The term “restraint free” may better reflect a snapshot in time and a philosophical goal. Valley Mental Health Services in Morgantown, WV, serving over 1,000 people a year in a combination of community, emergency, and in-patient mental health services, has done a total of 3 restraints in 10 years. While their data point is not zero, I do consider their culture to be one where people are free of not only restraint, but the fear of restraint. It happens so infrequently and is used only in cases of immediate risk, not imminent risk.
There is a big difference between these two words, imminent and immediate. Most legal standards for police officers require an immediate risk of harm before force can be used. Almost anything can be imminent! Imminent means that some event could occur in the near future, while immediate means that it will occur, and the steps towards immediate risk have already been taken.

Organizations whose culture point is restraint free are organizations where staff are so good at non-physical interactions and interventions that physical interventions are simply not necessary, unless there is an immediate risk of harm that is so severe restraint is needed. By the very fact that the skill level in prevention and de-escalation is high, staff let non-physical skills work longer, they are more patient and supportive. It is this trust in prevention and de-escalation that empowers staff to stand back a bit, lower their tone of voice, reach out in empathy and with full respect for the person say “I’m so sorry you are upset, do you feel safe?”

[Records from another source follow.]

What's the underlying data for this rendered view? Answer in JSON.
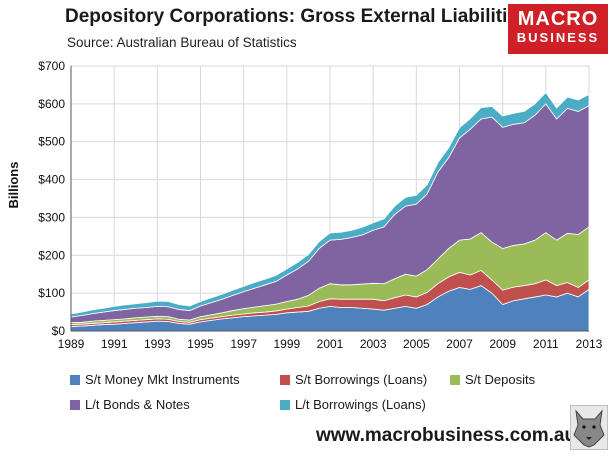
{
  "header": {
    "title": "Depository Corporations: Gross External Liabilities",
    "source": "Source: Australian Bureau of Statistics",
    "logo_line1": "MACRO",
    "logo_line2": "BUSINESS"
  },
  "footer": {
    "url": "www.macrobusiness.com.au"
  },
  "chart_data": {
    "type": "area",
    "stacked": true,
    "ylabel": "Billions",
    "xlabel": "",
    "ylim": [
      0,
      700
    ],
    "yticks": [
      0,
      100,
      200,
      300,
      400,
      500,
      600,
      700
    ],
    "ytick_labels": [
      "$0",
      "$100",
      "$200",
      "$300",
      "$400",
      "$500",
      "$600",
      "$700"
    ],
    "xticks": [
      1989,
      1991,
      1993,
      1995,
      1997,
      1999,
      2001,
      2003,
      2005,
      2007,
      2009,
      2011,
      2013
    ],
    "xtick_labels": [
      "1989",
      "1991",
      "1993",
      "1995",
      "1997",
      "1999",
      "2001",
      "2003",
      "2005",
      "2007",
      "2009",
      "2011",
      "2013"
    ],
    "xlim": [
      1989,
      2013
    ],
    "gridlines": true,
    "x": [
      1989.0,
      1989.5,
      1990.0,
      1990.5,
      1991.0,
      1991.5,
      1992.0,
      1992.5,
      1993.0,
      1993.5,
      1994.0,
      1994.5,
      1995.0,
      1995.5,
      1996.0,
      1996.5,
      1997.0,
      1997.5,
      1998.0,
      1998.5,
      1999.0,
      1999.5,
      2000.0,
      2000.5,
      2001.0,
      2001.5,
      2002.0,
      2002.5,
      2003.0,
      2003.5,
      2004.0,
      2004.5,
      2005.0,
      2005.5,
      2006.0,
      2006.5,
      2007.0,
      2007.5,
      2008.0,
      2008.5,
      2009.0,
      2009.5,
      2010.0,
      2010.5,
      2011.0,
      2011.5,
      2012.0,
      2012.5,
      2013.0
    ],
    "series": [
      {
        "name": "S/t Money Mkt Instruments",
        "color": "#4f81bd",
        "values": [
          12,
          13,
          15,
          17,
          18,
          20,
          22,
          24,
          26,
          25,
          20,
          18,
          24,
          28,
          32,
          35,
          38,
          40,
          42,
          44,
          48,
          50,
          52,
          60,
          65,
          62,
          62,
          60,
          58,
          55,
          60,
          65,
          60,
          70,
          90,
          105,
          115,
          110,
          120,
          100,
          70,
          80,
          85,
          90,
          95,
          90,
          100,
          90,
          110
        ]
      },
      {
        "name": "S/t Borrowings (Loans)",
        "color": "#c0504d",
        "values": [
          5,
          5,
          5,
          5,
          6,
          6,
          6,
          6,
          6,
          6,
          5,
          5,
          6,
          6,
          6,
          7,
          7,
          8,
          8,
          9,
          10,
          12,
          14,
          18,
          20,
          22,
          22,
          24,
          26,
          25,
          28,
          30,
          30,
          32,
          35,
          38,
          40,
          38,
          40,
          35,
          38,
          36,
          35,
          35,
          40,
          30,
          28,
          25,
          25
        ]
      },
      {
        "name": "S/t Deposits",
        "color": "#9bbb59",
        "values": [
          5,
          5,
          6,
          6,
          6,
          6,
          7,
          7,
          7,
          7,
          6,
          6,
          8,
          9,
          10,
          12,
          14,
          15,
          17,
          18,
          20,
          22,
          28,
          35,
          40,
          38,
          38,
          40,
          42,
          45,
          50,
          55,
          55,
          60,
          65,
          75,
          85,
          95,
          100,
          100,
          110,
          110,
          110,
          115,
          125,
          120,
          130,
          140,
          140
        ]
      },
      {
        "name": "L/t Bonds & Notes",
        "color": "#8064a2",
        "values": [
          15,
          18,
          20,
          22,
          24,
          25,
          25,
          25,
          26,
          26,
          26,
          25,
          28,
          32,
          36,
          40,
          45,
          50,
          55,
          60,
          70,
          80,
          90,
          105,
          115,
          120,
          125,
          130,
          140,
          150,
          170,
          180,
          190,
          200,
          230,
          240,
          270,
          290,
          300,
          330,
          320,
          320,
          320,
          330,
          340,
          320,
          330,
          325,
          320
        ]
      },
      {
        "name": "L/t Borrowings (Loans)",
        "color": "#4bacc6",
        "values": [
          8,
          9,
          10,
          10,
          11,
          12,
          12,
          13,
          14,
          14,
          13,
          12,
          12,
          13,
          13,
          14,
          14,
          15,
          15,
          16,
          16,
          17,
          18,
          18,
          19,
          19,
          19,
          20,
          20,
          21,
          22,
          23,
          24,
          24,
          25,
          26,
          27,
          28,
          30,
          28,
          30,
          29,
          30,
          30,
          30,
          29,
          30,
          30,
          30
        ]
      }
    ]
  }
}
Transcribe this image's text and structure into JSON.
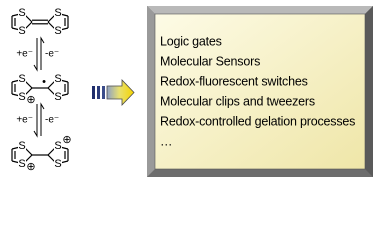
{
  "molecules": [
    {
      "atoms": [
        "S",
        "S",
        "S",
        "S"
      ],
      "charges": []
    },
    {
      "atoms": [
        "S",
        "S",
        "S",
        "S"
      ],
      "charges": [
        "⊕",
        "•"
      ]
    },
    {
      "atoms": [
        "S",
        "S",
        "S",
        "S"
      ],
      "charges": [
        "⊕",
        "⊕"
      ]
    }
  ],
  "steps": [
    {
      "reduce": "+e⁻",
      "oxidize": "-e⁻"
    },
    {
      "reduce": "+e⁻",
      "oxidize": "-e⁻"
    }
  ],
  "applications": [
    "Logic gates",
    "Molecular Sensors",
    "Redox-fluorescent switches",
    "Molecular clips and tweezers",
    "Redox-controlled gelation processes",
    "…"
  ]
}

There is a perception of safety among the service users and the service providers in organizations that have reached this culture point. It is seen in the satisfaction surveys conducted by Developmental Services of Nebraska several years after they had implemented Mandt. In fact, they are now part of a movement known as “Coercion-Free Nebraska” which takes this whole notion of restraint free and pushes the envelope even further. Reducing restraint use means focusing on building healthy relationships where people feel safe, and adding preventative skills of focusing on unmet needs, improving communication skills, understanding the neurodevelopmental impact of trauma and resolving conflict in a way that meets the needs of all the people involved, and finding ways to invite behavior change through the implementation of Positive Behavior Supports.

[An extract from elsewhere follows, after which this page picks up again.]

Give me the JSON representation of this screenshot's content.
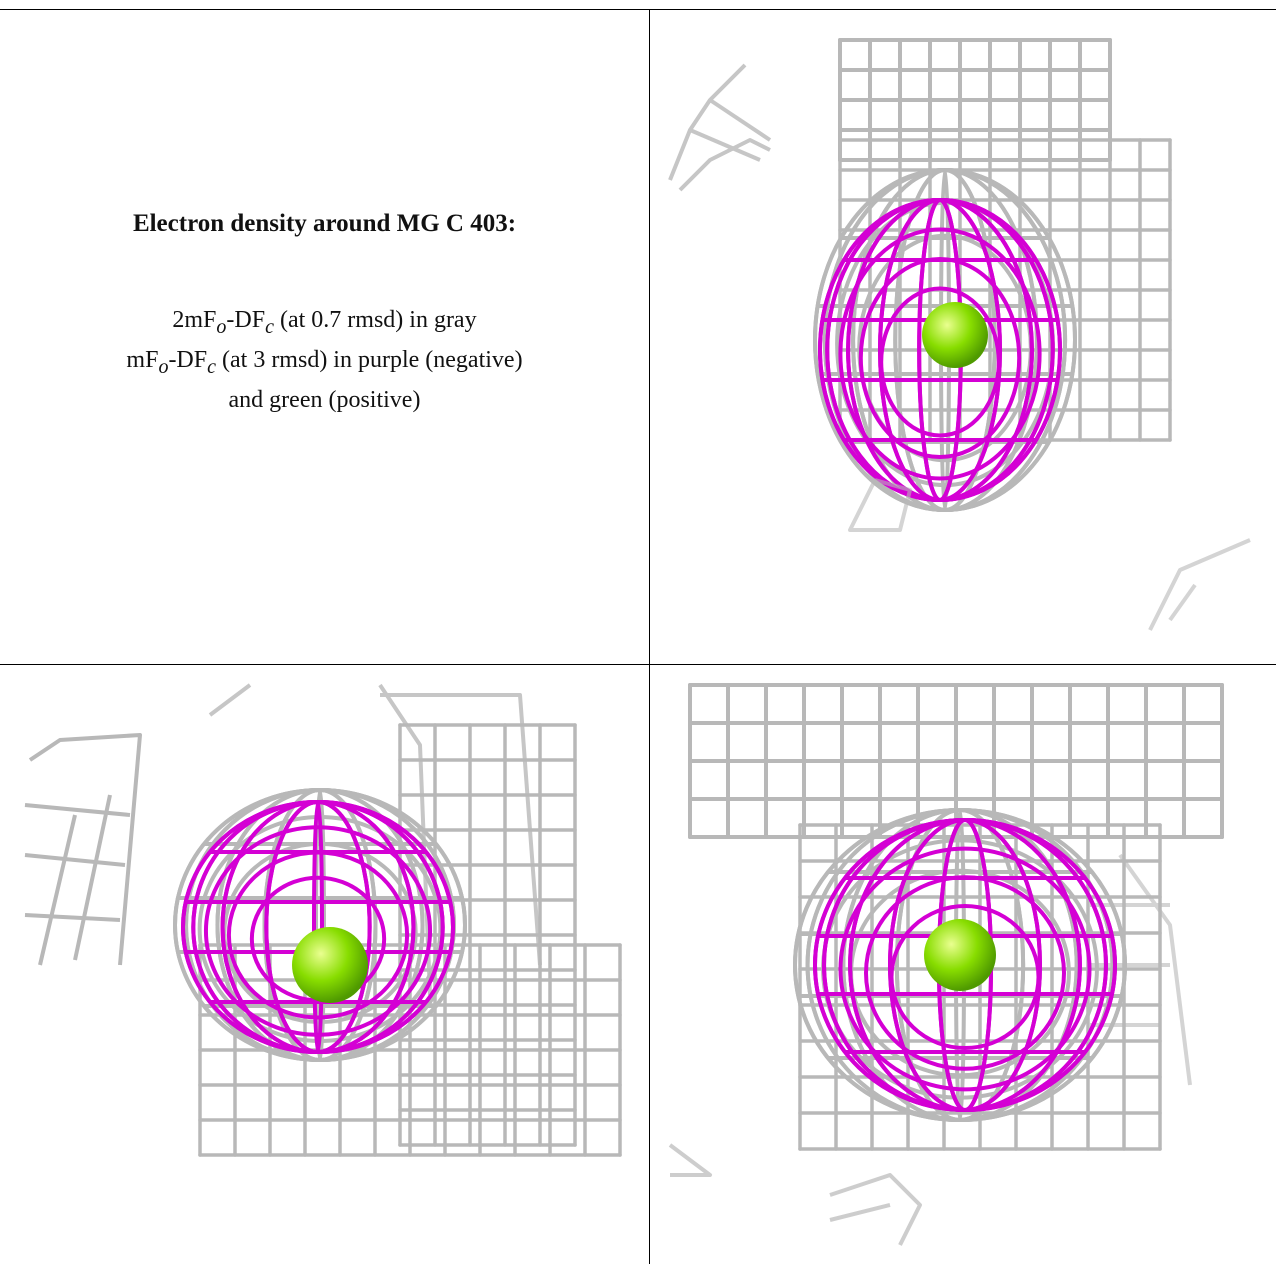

The last thing I want to mention about restraint reduction is that it saves money. In their article on “The Business Case for Restraint Reduction”, the authors point out the economic costs of restraint and the benefits of not doing restraint on the bottom line of an organization. Froedtert Community Hospital in Menominee Falls, WI was paying over $200,000 a year in workers compensation costs due to patient aggression before using Mandt, and today their costs are at or near zero. In 2011, Sheppard-Pratt Psychiatric Hospital’s Adolescent Services program, in Towson, MD, had no staff injuries at all. Independent Opportunities in Kentucky has saved over $1.8 million dollars in workers compensation costs since changing to The Mandt System five years ago.

Saving money is not the goal of restraint reduction, it is a benefit. The goal is to increase the emotional, psychological, and physical safety of individuals served and the staff who serve them. When we focus on safety, when our foundation is the respectful relationships we have with all the people in our organizations and in our family homes, then our cultures will be restraint free.